I oftentimes find myself hanging for words whenever I attempt to write about my faith--the Islamic faith. I can't seem to discern the words that would create cohesive statements. I never wrote anything about how adherent I am to my religion because I don't wanna sound too-good-to-be-true or you know, be like some people who tweet or facebook stuff like "Just finished praying Maghrib" or "Going to read the Qur'an" or something like that. There's NOTHING wrong with praying or reading the Qur'an, of course, that's how a devout Muslim should do but the wrong thing is actually tweeting it or putting it in your FB status. That sounds more like "Hey, look at me, I'm such a religious person" to me. Because you don't tweet or facebook your faith, you put it in your heart and you act according to it. You shouldn't say you're a Muslim, you should act like a Muslim. Those are different and people should understand that.
Another reason why it's difficult for me to write about my faith is the fact that I'm in a complete struggle in maintaining the practices of a true Muslim.
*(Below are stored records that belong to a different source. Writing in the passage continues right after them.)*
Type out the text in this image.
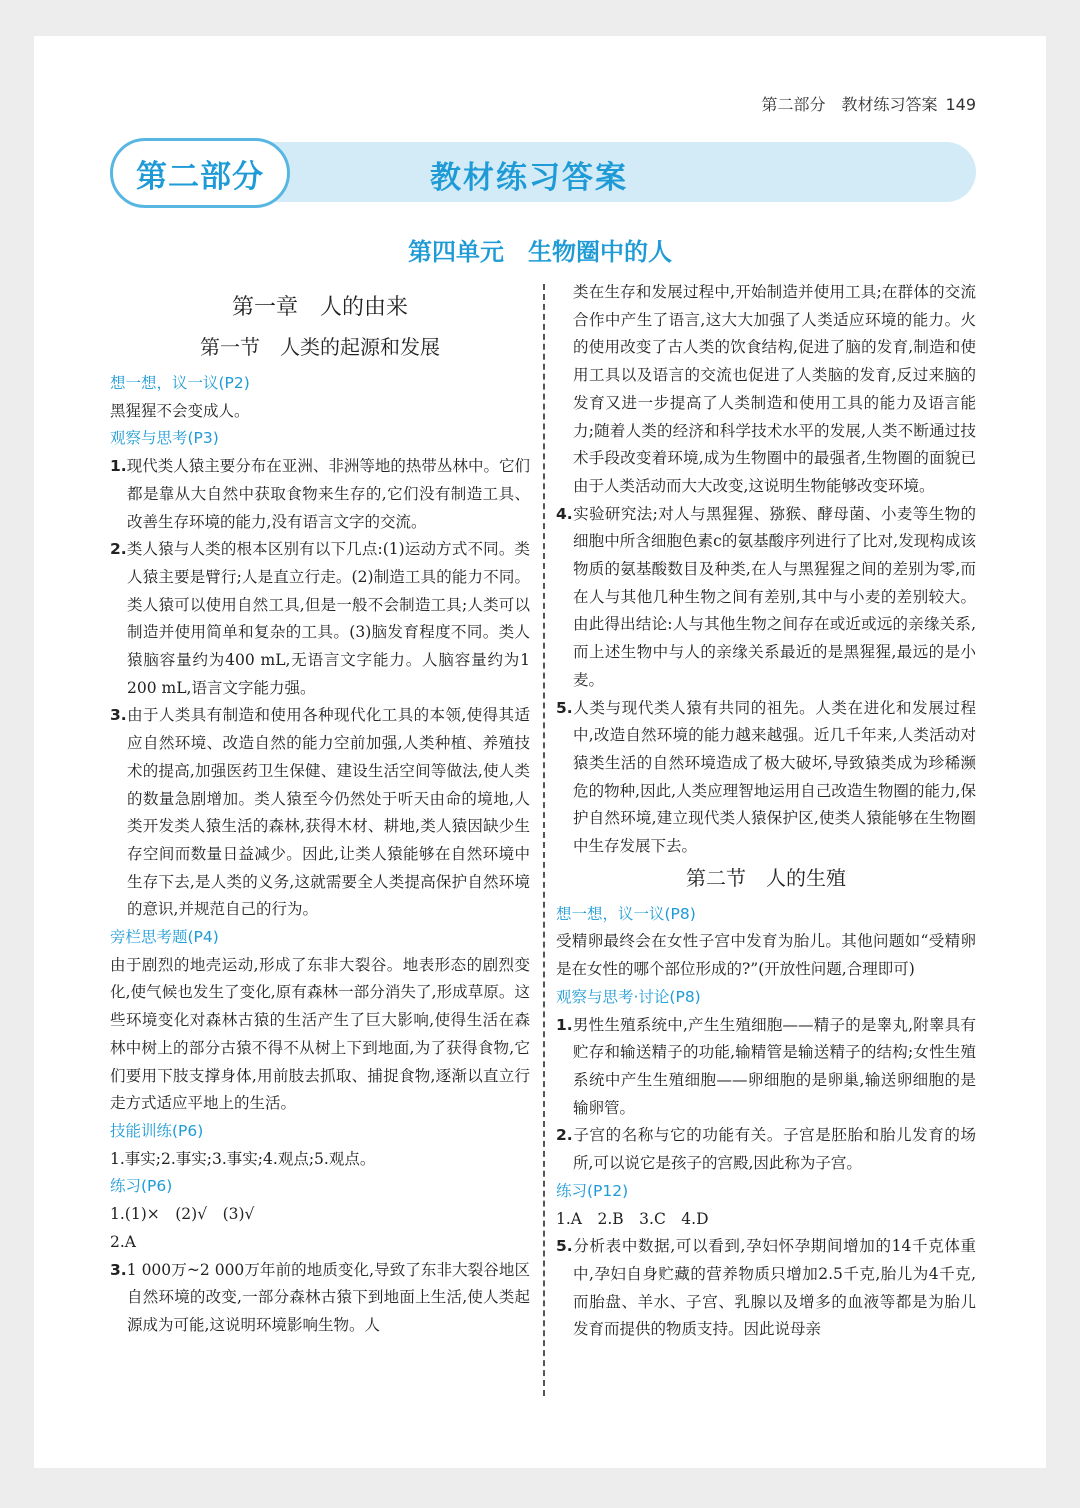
第二部分　教材练习答案 149
第二部分	教材练习答案
第四单元　生物圈中的人
第一章　人的由来
第一节　人类的起源和发展

想一想，议一议(P2)

黑猩猩不会变成人。

观察与思考(P3)

1.现代类人猿主要分布在亚洲、非洲等地的热带丛林中。它们都是靠从大自然中获取食物来生存的,它们没有制造工具、改善生存环境的能力,没有语言文字的交流。

2.类人猿与人类的根本区别有以下几点:(1)运动方式不同。类人猿主要是臂行;人是直立行走。(2)制造工具的能力不同。类人猿可以使用自然工具,但是一般不会制造工具;人类可以制造并使用简单和复杂的工具。(3)脑发育程度不同。类人猿脑容量约为400 mL,无语言文字能力。人脑容量约为1 200 mL,语言文字能力强。

3.由于人类具有制造和使用各种现代化工具的本领,使得其适应自然环境、改造自然的能力空前加强,人类种植、养殖技术的提高,加强医药卫生保健、建设生活空间等做法,使人类的数量急剧增加。类人猿至今仍然处于听天由命的境地,人类开发类人猿生活的森林,获得木材、耕地,类人猿因缺少生存空间而数量日益减少。因此,让类人猿能够在自然环境中生存下去,是人类的义务,这就需要全人类提高保护自然环境的意识,并规范自己的行为。

旁栏思考题(P4)

由于剧烈的地壳运动,形成了东非大裂谷。地表形态的剧烈变化,使气候也发生了变化,原有森林一部分消失了,形成草原。这些环境变化对森林古猿的生活产生了巨大影响,使得生活在森林中树上的部分古猿不得不从树上下到地面,为了获得食物,它们要用下肢支撑身体,用前肢去抓取、捕捉食物,逐渐以直立行走方式适应平地上的生活。

技能训练(P6)

1.事实;2.事实;3.事实;4.观点;5.观点。

练习(P6)

1.(1)×　(2)√　(3)√

2.A

3.1 000万~2 000万年前的地质变化,导致了东非大裂谷地区自然环境的改变,一部分森林古猿下到地面上生活,使人类起源成为可能,这说明环境影响生物。人

类在生存和发展过程中,开始制造并使用工具;在群体的交流合作中产生了语言,这大大加强了人类适应环境的能力。火的使用改变了古人类的饮食结构,促进了脑的发育,制造和使用工具以及语言的交流也促进了人类脑的发育,反过来脑的发育又进一步提高了人类制造和使用工具的能力及语言能力;随着人类的经济和科学技术水平的发展,人类不断通过技术手段改变着环境,成为生物圈中的最强者,生物圈的面貌已由于人类活动而大大改变,这说明生物能够改变环境。

4.实验研究法;对人与黑猩猩、猕猴、酵母菌、小麦等生物的细胞中所含细胞色素c的氨基酸序列进行了比对,发现构成该物质的氨基酸数目及种类,在人与黑猩猩之间的差别为零,而在人与其他几种生物之间有差别,其中与小麦的差别较大。由此得出结论:人与其他生物之间存在或近或远的亲缘关系,而上述生物中与人的亲缘关系最近的是黑猩猩,最远的是小麦。

5.人类与现代类人猿有共同的祖先。人类在进化和发展过程中,改造自然环境的能力越来越强。近几千年来,人类活动对猿类生活的自然环境造成了极大破坏,导致猿类成为珍稀濒危的物种,因此,人类应理智地运用自己改造生物圈的能力,保护自然环境,建立现代类人猿保护区,使类人猿能够在生物圈中生存发展下去。

第二节　人的生殖

想一想，议一议(P8)

受精卵最终会在女性子宫中发育为胎儿。其他问题如“受精卵是在女性的哪个部位形成的?”(开放性问题,合理即可)

观察与思考·讨论(P8)

1.男性生殖系统中,产生生殖细胞——精子的是睾丸,附睾具有贮存和输送精子的功能,输精管是输送精子的结构;女性生殖系统中产生生殖细胞——卵细胞的是卵巢,输送卵细胞的是输卵管。

2.子宫的名称与它的功能有关。子宫是胚胎和胎儿发育的场所,可以说它是孩子的宫殿,因此称为子宫。

练习(P12)

1.A　2.B　3.C　4.D

5.分析表中数据,可以看到,孕妇怀孕期间增加的14千克体重中,孕妇自身贮藏的营养物质只增加2.5千克,胎儿为4千克,而胎盘、羊水、子宫、乳腺以及增多的血液等都是为胎儿发育而提供的物质支持。因此说母亲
When I say true Muslim, this is the one who performs the 5 pillars of Islam with pure and sincere intention such as: a.) The recitation of Shahadah, that is witnessing that there is no god but Allah (subhana wa ta'ala) and that Prophet Mohammad (salallahu 'alaihi wasallam) is His messenger, b.) performing five daily prayers, c.) fasting during the holy month of Ramadhan, d.) giving Zakat or charity to the needy, and to those who can afford, e.) performing Hajj at least once in a lifetime. Aside from the five pillars, we are also to believe in the 6 Articles of Faith which are: a.) Belief in the Oneness of Allah, that you do not attribute any other god to Him b.) Belief in the existence of Angels, c.) Belief in the Books of Allah (Torah of Prophet Musa (alaihi salam), Psalms of Prophet Dawud (alaihi salam), Gospel of Prophet Isa (alaihi salam) and Qur'an of Prophet Mohammad (s.a.w)), d.) Belief in the Prophets of Allah, e.) Belief in the Day of Judgment, and finally, f.) Belief that everything that happens is Willed by Allah.
Moreover, a true Muslim also adheres to the
sunnah of the Prophet Mohammad (s.a.w). The Holy Qur'an tells us to pray but it wasn't stated there
how to pray, so there enters the
sunnah or the
hadith. It comprises of laws and practices of the Holy Prophet for mankind to follow suit. The Holy Qur'an tells the women to lower their gaze and cover their bosoms, now the Hadith tells us to cover our body showing only our faces, hands and feet. That's why we wear hijab and draw them on our chest, we are also not supposed to wear skimpy clothes, we should avoid laughing boisterously in public and most importantly, we are not supposed to go out with men who are not our
mahram.
Therefore I would not blame my blockmates if they say it is difficult to become a Muslim. Lahat na lang bawal, they would say. Yes, it is difficult from the point of view of non-Muslims as they are not accustomed to the practices and they are not aware of the rationale behind the practices. They find it weird and inhumane. For them, wearing the hijab is a sign of oppression as women in Islam cannot reveal their true selves--that rockstar in them. For them, fasting during Ramadhan is a punishment. For them, not being able to party and drink alcoholic beverages is a form of inhibition. But I am not here to preach about my religion, I leave them at that. Nor do I tell them that what they do is wrong because as my colleagues, I hold high respect for their beliefs and their own faith. Walang basagan ng trip, ika nga.
I feel lucky to have been born in an Islamic household, where both of my parents are devout and pious Muslims who serve as the best example for us, their children. I believe that every Muslim should stand firmly to being labeled a Muslim, that we should strive to become the best of what we are. However, in a world where our religion is badly stained by people who claim to be Muslims but are doing the exact opposite of what the religion teaches, it is difficult to prove them wrong. Nevertheless, the least we can do is to show them the image of a
true Muslim. The real one. Not the one projected by the media. And there enters my own struggle in keeping my faith firm and consistent. I confess, among the abovementioned five pillars of Islam, I am only consistent with the recitation of the Shahadah and fasting during the Holy Month. As for the daily prayers, I am not able to complete the five daily prayers. I pray whenever I am at home, but I dismiss my prayers or even forget about the
waqtu whenever I'm outside. But my conscience is eating me up inside.
If you remember this, , then I still feel that way. It's not just about the prayer that boggles me as well, it is the whole conduct and behavior of a true Muslim that I cannot meet. Allah knows what is in my heart, how I try to become the best Muslim that pleases Him, because everything that I do is in accordance to worshiping The Almighty. That's how it should be.
In retrospect, I still thank Him that He gives me this feeling of guilt, this eagerness to renew my faith and to seek and understand more about my religion because if He closes my ears, my sight and my heart then, boy, I'm in big trouble. So please, Ya Allah, strengthen my faith in You and continue leading me to the straight path. Ameen.
I ask Allah's forgiveness and turn to Him in repentance.